Open kba opened 5 years ago
Thanks for diving in to add the fetch functionality @kba. I wonder if it might be a bit more readable to rename fetch_files_to_be_fetched()
to fetch()
and have it take an optional force
parameter that would re-download things that are already present?
Also, I haven't worked with fetch.txt files much before. But I'm kind of surprised that the test suite considers a bag valid if it has a fetch.txt containing an item that is not present in the payload directory.
See: https://github.com/LibraryOfCongress/bagit-python/blob/master/test.py#L1023
I wonder if it might be a bit more readable to rename fetch_files_to_be_fetched() to fetch()
Fine with me, I wanted to avoid confusion with fetch_entries
.
and have it take an optional force parameter that would re-download things that are already present?
Sure.
I'm kind of surprised that the test suite considers a bag valid if it has a fetch.txt containing an item that is not present in the payload directory.
These tests break the "Every file listed in the fetch file MUST be listed in every payload manifest" rule and it isn't validated. fetch_entries
should not just check for unsafe filenames but ensure files is also listed in payload_entries
. The validation only checks data on disk and manifest entries. That is a bug.

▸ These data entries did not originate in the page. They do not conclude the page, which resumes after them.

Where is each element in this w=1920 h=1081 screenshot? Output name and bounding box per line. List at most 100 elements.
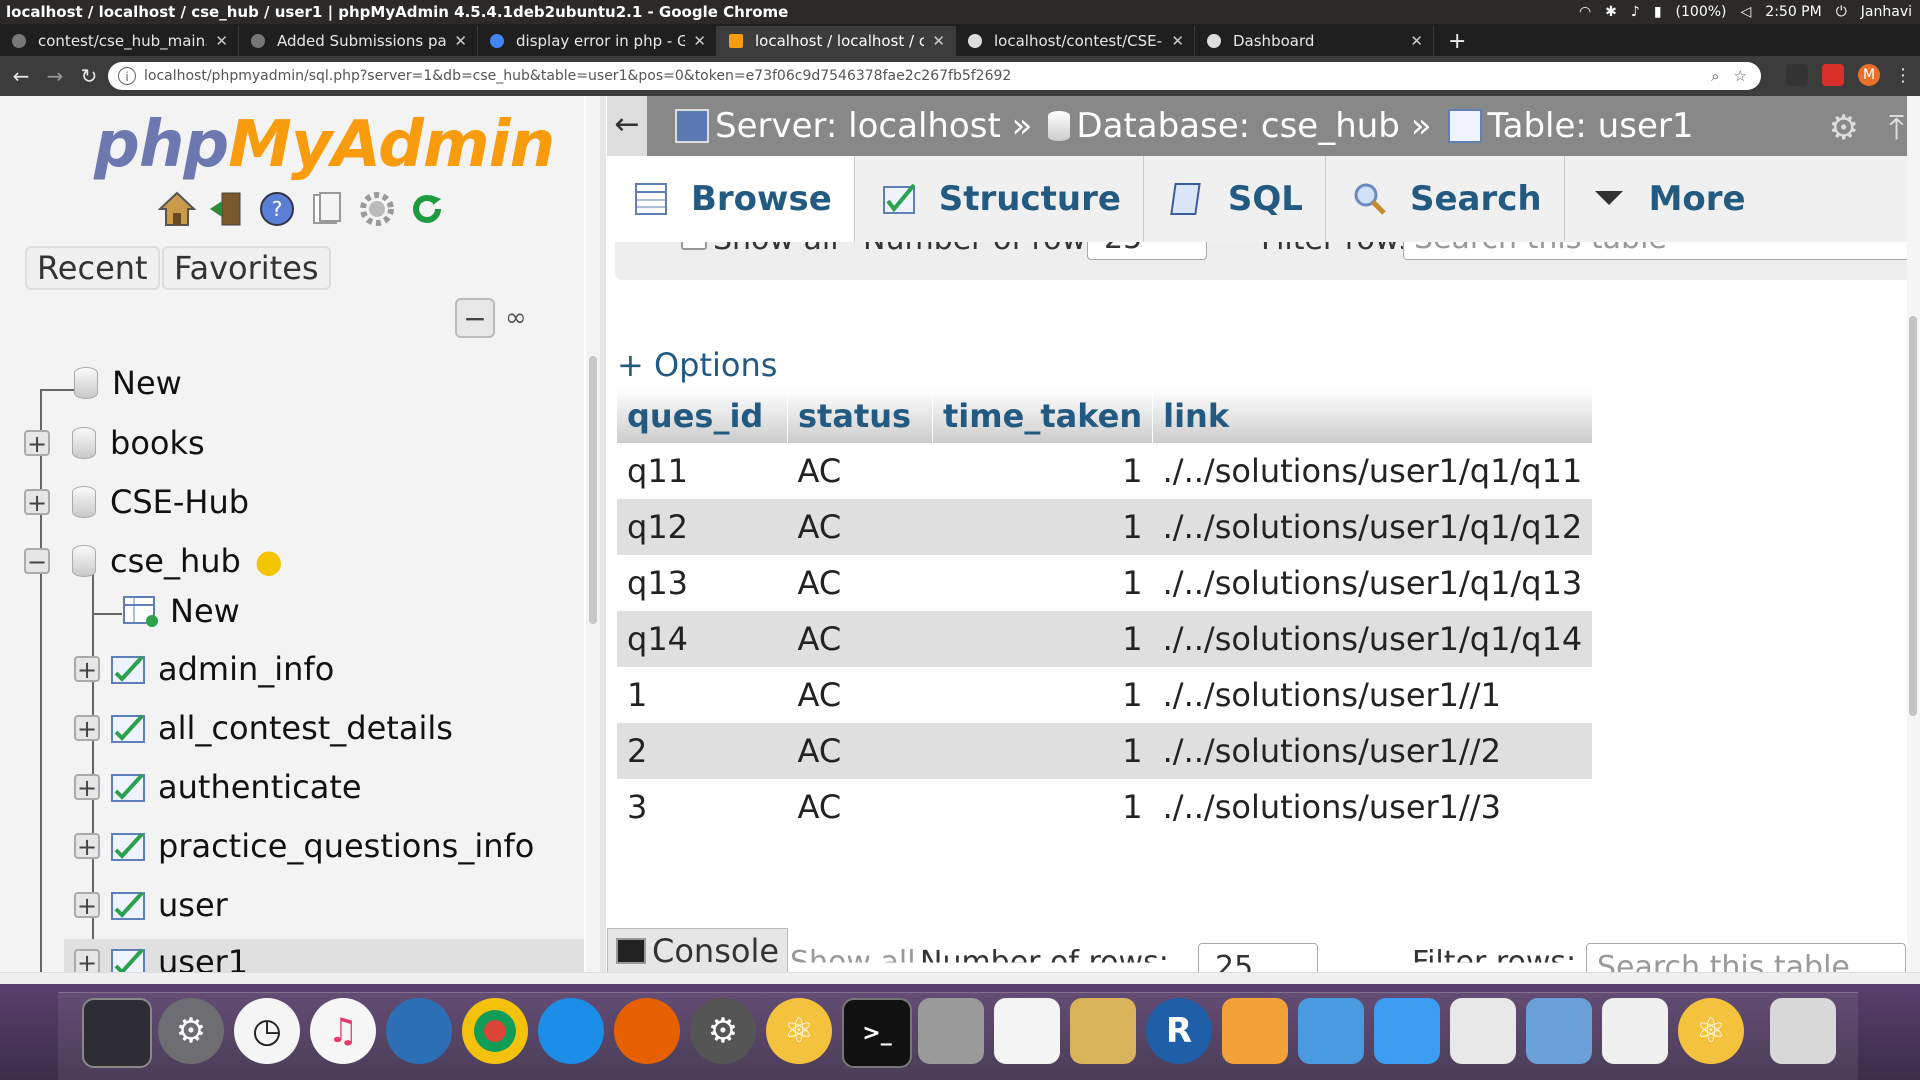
- cell-ques-id[interactable]: 3: [617, 779, 788, 835]
- lightbulb-icon[interactable]: ●: [255, 542, 283, 580]
- new-tab-button[interactable]: +: [1434, 29, 1478, 56]
- browser-tab[interactable]: localhost/contest/CSE-Hu ✕: [956, 26, 1195, 56]
- cell-status[interactable]: AC: [788, 443, 933, 499]
- menu-kebab-icon[interactable]: ⋮: [1894, 65, 1912, 86]
- documentation-icon[interactable]: [308, 190, 346, 228]
- browser-tab[interactable]: Added Submissions page ✕: [239, 26, 478, 56]
- rows-per-page-select[interactable]: 25: [1087, 242, 1207, 260]
- tree-item-new-table[interactable]: New: [122, 588, 240, 634]
- navigation-scrollbar[interactable]: [586, 96, 600, 972]
- settings-gear-icon[interactable]: ⚙: [1828, 108, 1858, 148]
- notification-bell-icon[interactable]: ♪: [1631, 4, 1640, 20]
- cell-time-taken[interactable]: 1: [933, 555, 1153, 611]
- browser-tab[interactable]: contest/cse_hub_main.sq ✕: [0, 26, 239, 56]
- tree-item-admin-info[interactable]: + admin_info: [74, 646, 334, 692]
- back-arrow-icon[interactable]: ←: [607, 96, 647, 156]
- text-editor-icon[interactable]: [994, 998, 1060, 1064]
- cell-status[interactable]: AC: [788, 555, 933, 611]
- clock[interactable]: 2:50 PM: [1765, 4, 1821, 20]
- tree-item-new-database[interactable]: New: [74, 360, 182, 406]
- cell-ques-id[interactable]: 1: [617, 667, 788, 723]
- close-icon[interactable]: ✕: [932, 32, 945, 50]
- tab-more[interactable]: More: [1565, 156, 1768, 242]
- battery-icon[interactable]: ▮: [1654, 4, 1662, 20]
- wifi-icon[interactable]: ◠: [1579, 4, 1591, 20]
- settings-gear-icon[interactable]: [358, 190, 396, 228]
- column-header-status[interactable]: status: [787, 389, 933, 443]
- cell-status[interactable]: AC: [787, 499, 933, 555]
- tree-item-csehub[interactable]: + CSE-Hub: [24, 479, 249, 525]
- expand-icon[interactable]: +: [74, 774, 100, 800]
- chrome-icon[interactable]: [462, 998, 528, 1064]
- volume-icon[interactable]: ◁: [1741, 4, 1752, 20]
- photos-icon[interactable]: [1526, 998, 1592, 1064]
- tree-item-all-contest-details[interactable]: + all_contest_details: [74, 705, 453, 751]
- filter-rows-input[interactable]: Search this table: [1403, 242, 1907, 260]
- mission-control-icon[interactable]: [82, 998, 152, 1068]
- cell-status[interactable]: AC: [787, 723, 933, 779]
- main-scrollbar[interactable]: [1907, 96, 1920, 972]
- back-arrow-icon[interactable]: ←: [8, 64, 34, 88]
- browser-tab-active[interactable]: localhost / localhost / cse ✕: [717, 26, 956, 56]
- cell-time-taken[interactable]: 1: [933, 667, 1153, 723]
- cell-time-taken[interactable]: 1: [933, 443, 1153, 499]
- collapse-all-icon[interactable]: −: [455, 298, 495, 338]
- forward-arrow-icon[interactable]: →: [42, 64, 68, 88]
- edge-browser-icon[interactable]: [538, 998, 604, 1064]
- breadcrumb-database[interactable]: Database: cse_hub »: [1076, 106, 1431, 146]
- table-row[interactable]: 2 AC 1 ./../solutions/user1//2: [617, 723, 1593, 779]
- cell-ques-id[interactable]: q11: [617, 443, 788, 499]
- browser-tab[interactable]: display error in php - Goog ✕: [478, 26, 717, 56]
- disk-utility-icon[interactable]: [918, 998, 984, 1064]
- tree-item-user1[interactable]: + user1: [64, 939, 584, 972]
- tree-item-user[interactable]: + user: [74, 882, 228, 928]
- url-text[interactable]: localhost/phpmyadmin/sql.php?server=1&db…: [144, 68, 1711, 84]
- home-icon[interactable]: [158, 190, 196, 228]
- close-icon[interactable]: ✕: [1171, 32, 1184, 50]
- cell-status[interactable]: AC: [788, 667, 933, 723]
- collapse-top-icon[interactable]: ⤒: [1889, 108, 1904, 148]
- tab-structure[interactable]: Structure: [855, 156, 1144, 242]
- atom-icon[interactable]: ⚛: [1678, 998, 1744, 1064]
- recent-button[interactable]: Recent: [25, 246, 160, 290]
- cell-link[interactable]: ./../solutions/user1//1: [1153, 667, 1593, 723]
- keynote-icon[interactable]: [1450, 998, 1516, 1064]
- profile-avatar[interactable]: M: [1858, 64, 1880, 86]
- address-bar[interactable]: i localhost/phpmyadmin/sql.php?server=1&…: [108, 62, 1761, 90]
- browser-tab[interactable]: Dashboard ✕: [1195, 26, 1434, 56]
- cell-link[interactable]: ./../solutions/user1//2: [1152, 723, 1593, 779]
- cell-link[interactable]: ./../solutions/user1/q1/q13: [1153, 555, 1593, 611]
- cell-status[interactable]: AC: [788, 779, 933, 835]
- close-icon[interactable]: ✕: [693, 32, 706, 50]
- cell-link[interactable]: ./../solutions/user1/q1/q14: [1152, 611, 1593, 667]
- extension-icon[interactable]: [1786, 64, 1808, 86]
- tree-item-authenticate[interactable]: + authenticate: [74, 764, 362, 810]
- console-toggle[interactable]: Console: [607, 928, 789, 973]
- tab-search[interactable]: Search: [1326, 156, 1565, 242]
- r-language-icon[interactable]: R: [1146, 998, 1212, 1064]
- table-row[interactable]: q11 AC 1 ./../solutions/user1/q1/q11: [617, 443, 1592, 499]
- charts-icon[interactable]: [1298, 998, 1364, 1064]
- cell-link[interactable]: ./../solutions/user1//3: [1153, 779, 1593, 835]
- phpmyadmin-logo[interactable]: phpMyAdmin: [94, 108, 555, 182]
- extension-icon[interactable]: [1822, 64, 1844, 86]
- tab-sql[interactable]: SQL: [1144, 156, 1326, 242]
- expand-icon[interactable]: +: [24, 489, 50, 515]
- cell-link[interactable]: ./../solutions/user1/q1/q11: [1153, 443, 1593, 499]
- scrollbar-thumb[interactable]: [1909, 316, 1917, 716]
- cell-status[interactable]: AC: [787, 611, 933, 667]
- logout-icon[interactable]: [208, 190, 246, 228]
- favorites-button[interactable]: Favorites: [162, 246, 331, 290]
- tree-item-practice-questions-info[interactable]: + practice_questions_info: [74, 823, 534, 869]
- cell-ques-id[interactable]: q13: [617, 555, 788, 611]
- expand-icon[interactable]: +: [74, 892, 100, 918]
- reload-navigation-icon[interactable]: [408, 190, 446, 228]
- calendar-icon[interactable]: [1602, 998, 1668, 1064]
- table-row[interactable]: 3 AC 1 ./../solutions/user1//3: [617, 779, 1592, 835]
- cell-ques-id[interactable]: q12: [617, 499, 788, 555]
- cell-link[interactable]: ./../solutions/user1/q1/q12: [1152, 499, 1593, 555]
- breadcrumb-table[interactable]: Table: user1: [1488, 106, 1694, 146]
- column-header-ques-id[interactable]: ques_id: [617, 389, 788, 443]
- scrollbar-thumb[interactable]: [589, 356, 597, 624]
- info-icon[interactable]: i: [118, 67, 136, 85]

Since the manifests determines the number and size of files, it could make sense to allow "bag with holes" validation against only the files not mentioned in fetch.txt with a special parameter though, if you don't want to fetch the whole thing. By default,
if it has a fetch.txt containing an item that is not present in the payload directory
should not be valid, you're right.
I guess we could consider validation as a separate issue from this PR though.
Adds a new method
Bag.fetch_files_to_be_fetched()
that fetches files listed infetch.txt
, c.f. #118.If this is useful for someone, can be further refined (CLI, overrideable fetch implementation, anti-hammering interval).